Lascio piuttosto che a parlare sia Massimo Polidoro, giornalista e divulgatore scientifico oltre a segretario nazionale del CICAP, organizzazione che in più di un’occasione ha preso in esame questi fenomeni con i risultati che tutti quanti sospettiamo.
Io, però, non biasimo chi si arroga il diritto di credere in qualsiasi cosa gli garbi, siano pure spiriti di unicorni che lanciano messaggi interstellari.
Invece mi piacerebbe farti rivivere quella seduzione chiamata radio, in ogni sua goccia di purezza.
Metti in pausa Spotify, assapora il ritmo lento della programmazione radio notturna.

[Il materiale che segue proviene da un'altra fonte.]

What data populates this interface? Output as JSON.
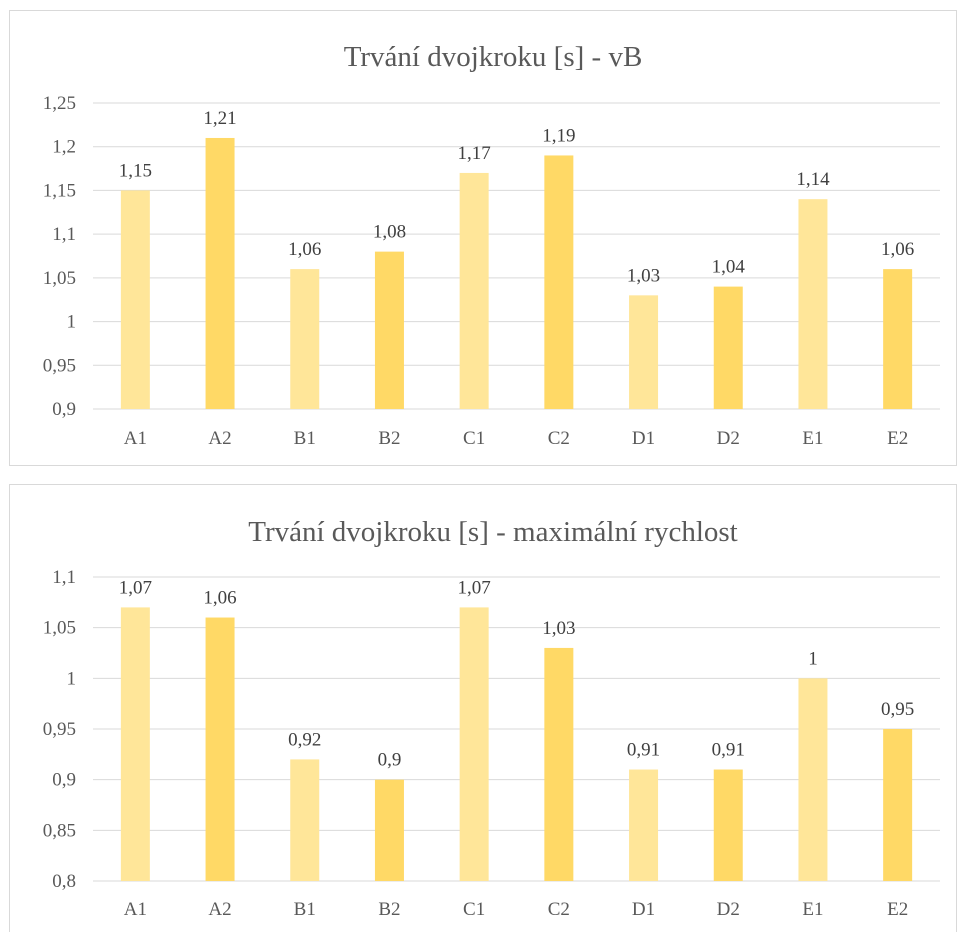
{
  "colors": {
    "series_light": "#ffe699",
    "series_dark": "#ffd966",
    "text": "#595959",
    "grid": "#d9d9d9"
  },
  "chart_data": [
    {
      "type": "bar",
      "title": "Trvání dvojkroku [s] - vB",
      "xlabel": "",
      "ylabel": "",
      "categories": [
        "A1",
        "A2",
        "B1",
        "B2",
        "C1",
        "C2",
        "D1",
        "D2",
        "E1",
        "E2"
      ],
      "values": [
        1.15,
        1.21,
        1.06,
        1.08,
        1.17,
        1.19,
        1.03,
        1.04,
        1.14,
        1.06
      ],
      "data_labels": [
        "1,15",
        "1,21",
        "1,06",
        "1,08",
        "1,17",
        "1,19",
        "1,03",
        "1,04",
        "1,14",
        "1,06"
      ],
      "ylim": [
        0.9,
        1.25
      ],
      "yticks": [
        0.9,
        0.95,
        1,
        1.05,
        1.1,
        1.15,
        1.2,
        1.25
      ],
      "ytick_labels": [
        "0,9",
        "0,95",
        "1",
        "1,05",
        "1,1",
        "1,15",
        "1,2",
        "1,25"
      ],
      "grid": true,
      "legend": "none"
    },
    {
      "type": "bar",
      "title": "Trvání dvojkroku [s] - maximální rychlost",
      "xlabel": "",
      "ylabel": "",
      "categories": [
        "A1",
        "A2",
        "B1",
        "B2",
        "C1",
        "C2",
        "D1",
        "D2",
        "E1",
        "E2"
      ],
      "values": [
        1.07,
        1.06,
        0.92,
        0.9,
        1.07,
        1.03,
        0.91,
        0.91,
        1.0,
        0.95
      ],
      "data_labels": [
        "1,07",
        "1,06",
        "0,92",
        "0,9",
        "1,07",
        "1,03",
        "0,91",
        "0,91",
        "1",
        "0,95"
      ],
      "ylim": [
        0.8,
        1.1
      ],
      "yticks": [
        0.8,
        0.85,
        0.9,
        0.95,
        1,
        1.05,
        1.1
      ],
      "ytick_labels": [
        "0,8",
        "0,85",
        "0,9",
        "0,95",
        "1",
        "1,05",
        "1,1"
      ],
      "grid": true,
      "legend": "none"
    }
  ]
}
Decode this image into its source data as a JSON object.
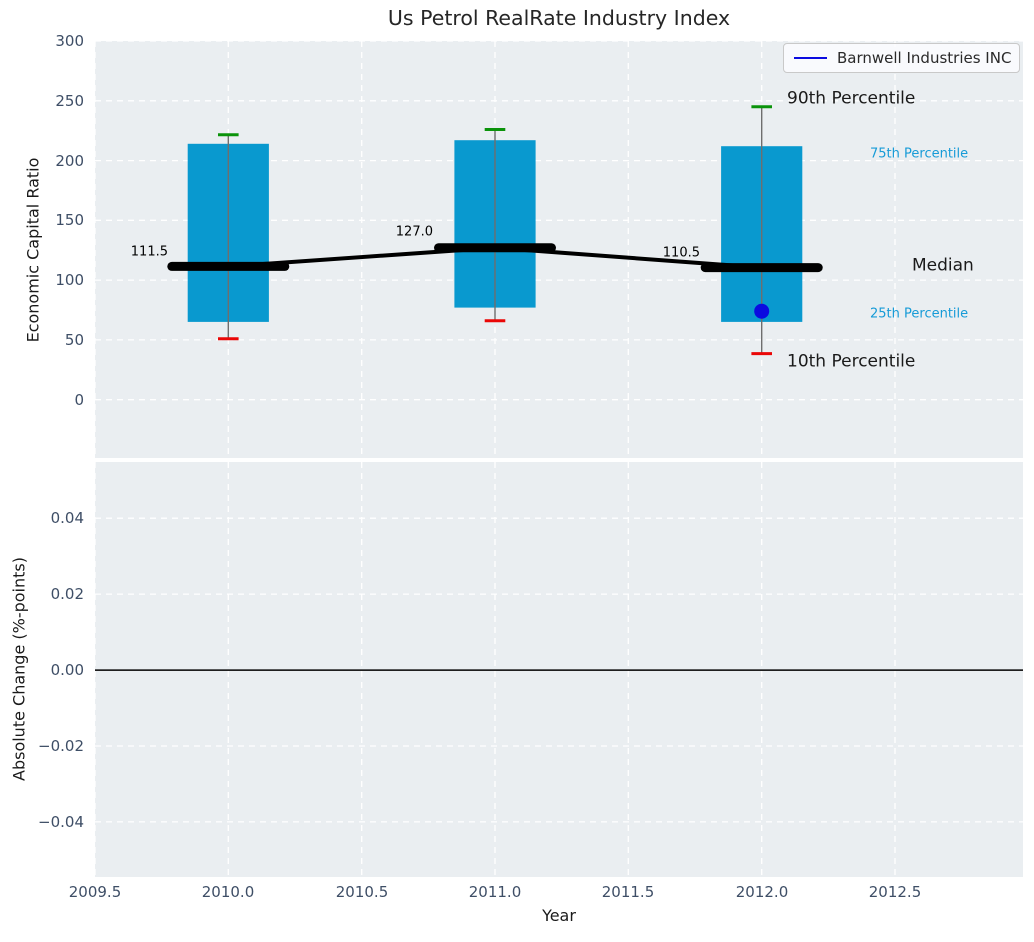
{
  "chart_data": {
    "type": "boxplot",
    "title": "Us Petrol RealRate Industry Index",
    "xlabel": "Year",
    "xlim": [
      2009.5,
      2012.98
    ],
    "xticks": [
      {
        "value": 2009.5,
        "label": "2009.5"
      },
      {
        "value": 2010.0,
        "label": "2010.0"
      },
      {
        "value": 2010.5,
        "label": "2010.5"
      },
      {
        "value": 2011.0,
        "label": "2011.0"
      },
      {
        "value": 2011.5,
        "label": "2011.5"
      },
      {
        "value": 2012.0,
        "label": "2012.0"
      },
      {
        "value": 2012.5,
        "label": "2012.5"
      }
    ],
    "legend": {
      "label": "Barnwell Industries INC"
    },
    "top_panel": {
      "ylabel": "Economic Capital Ratio",
      "ylim": [
        -48.8,
        300
      ],
      "grid": true,
      "yticks": [
        {
          "value": 300,
          "label": "300"
        },
        {
          "value": 250,
          "label": "250"
        },
        {
          "value": 200,
          "label": "200"
        },
        {
          "value": 150,
          "label": "150"
        },
        {
          "value": 100,
          "label": "100"
        },
        {
          "value": 50,
          "label": "50"
        },
        {
          "value": 0,
          "label": "0"
        }
      ],
      "boxes": [
        {
          "x": 2010,
          "p10": 51,
          "q1": 65,
          "median": 111.5,
          "q3": 214,
          "p90": 221.5,
          "median_label": "111.5"
        },
        {
          "x": 2011,
          "p10": 66,
          "q1": 77,
          "median": 127.0,
          "q3": 217,
          "p90": 226.0,
          "median_label": "127.0"
        },
        {
          "x": 2012,
          "p10": 38.5,
          "q1": 65,
          "median": 110.5,
          "q3": 212,
          "p90": 245.0,
          "median_label": "110.5"
        }
      ],
      "company_points": [
        {
          "x": 2012,
          "y": 74
        }
      ],
      "annotations": [
        {
          "id": "median-value-2010",
          "text": "111.5",
          "x": 2009.774,
          "y": 123.8,
          "align": "right",
          "size": 13,
          "color": "#000000"
        },
        {
          "id": "median-value-2011",
          "text": "127.0",
          "x": 2010.767,
          "y": 140.1,
          "align": "right",
          "size": 13,
          "color": "#000000"
        },
        {
          "id": "median-value-2012",
          "text": "110.5",
          "x": 2011.767,
          "y": 122.5,
          "align": "right",
          "size": 13,
          "color": "#000000"
        },
        {
          "id": "p90-label",
          "text": "90th Percentile",
          "x": 2012.094,
          "y": 251.7,
          "align": "left",
          "size": 17,
          "color": "#1a1a1a"
        },
        {
          "id": "p75-label",
          "text": "75th Percentile",
          "x": 2012.405,
          "y": 205.7,
          "align": "left",
          "size": 13,
          "color": "#169bd7"
        },
        {
          "id": "median-label",
          "text": "Median",
          "x": 2012.562,
          "y": 111.6,
          "align": "left",
          "size": 17,
          "color": "#1a1a1a"
        },
        {
          "id": "p25-label",
          "text": "25th Percentile",
          "x": 2012.405,
          "y": 71.5,
          "align": "left",
          "size": 13,
          "color": "#169bd7"
        },
        {
          "id": "p10-label",
          "text": "10th Percentile",
          "x": 2012.094,
          "y": 31.8,
          "align": "left",
          "size": 17,
          "color": "#1a1a1a"
        }
      ]
    },
    "bottom_panel": {
      "ylabel": "Absolute Change (%-points)",
      "ylim": [
        -0.0545,
        0.0548
      ],
      "grid": true,
      "zero_line": 0.0,
      "yticks": [
        {
          "value": 0.04,
          "label": "0.04"
        },
        {
          "value": 0.02,
          "label": "0.02"
        },
        {
          "value": 0.0,
          "label": "0.00"
        },
        {
          "value": -0.02,
          "label": "−0.02"
        },
        {
          "value": -0.04,
          "label": "−0.04"
        }
      ]
    },
    "colors": {
      "box": "#0999cf",
      "p90_cap": "#0a930a",
      "p10_cap": "#ea0606",
      "whisker": "#6e6e6e",
      "median": "#000000",
      "company": "#0b0be0",
      "plot_background": "#eaeef1",
      "gridline": "#ffffff",
      "tick_label": "#3e4e66",
      "percentile_text": "#169bd7"
    }
  }
}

Magari quando ti è difficile dormire perché sei esasperato dai pensieri, e lo sguardo si perde sonnolento a vibrare al ritmo della luce di un lampione che fa capolino dalla finestra.
Sciogli i muscoli e fondili al materasso, fatti cullare da una voce calda e amichevole come quella di Alessio Bertallot di B-Side per Radio Capital, tra il racconto di qualche aneddoto e l’incurvarsi di melodie perse nello spazio e nel tempo.
Adesso sei pronto…
Turn On, Tune In and Drop Out !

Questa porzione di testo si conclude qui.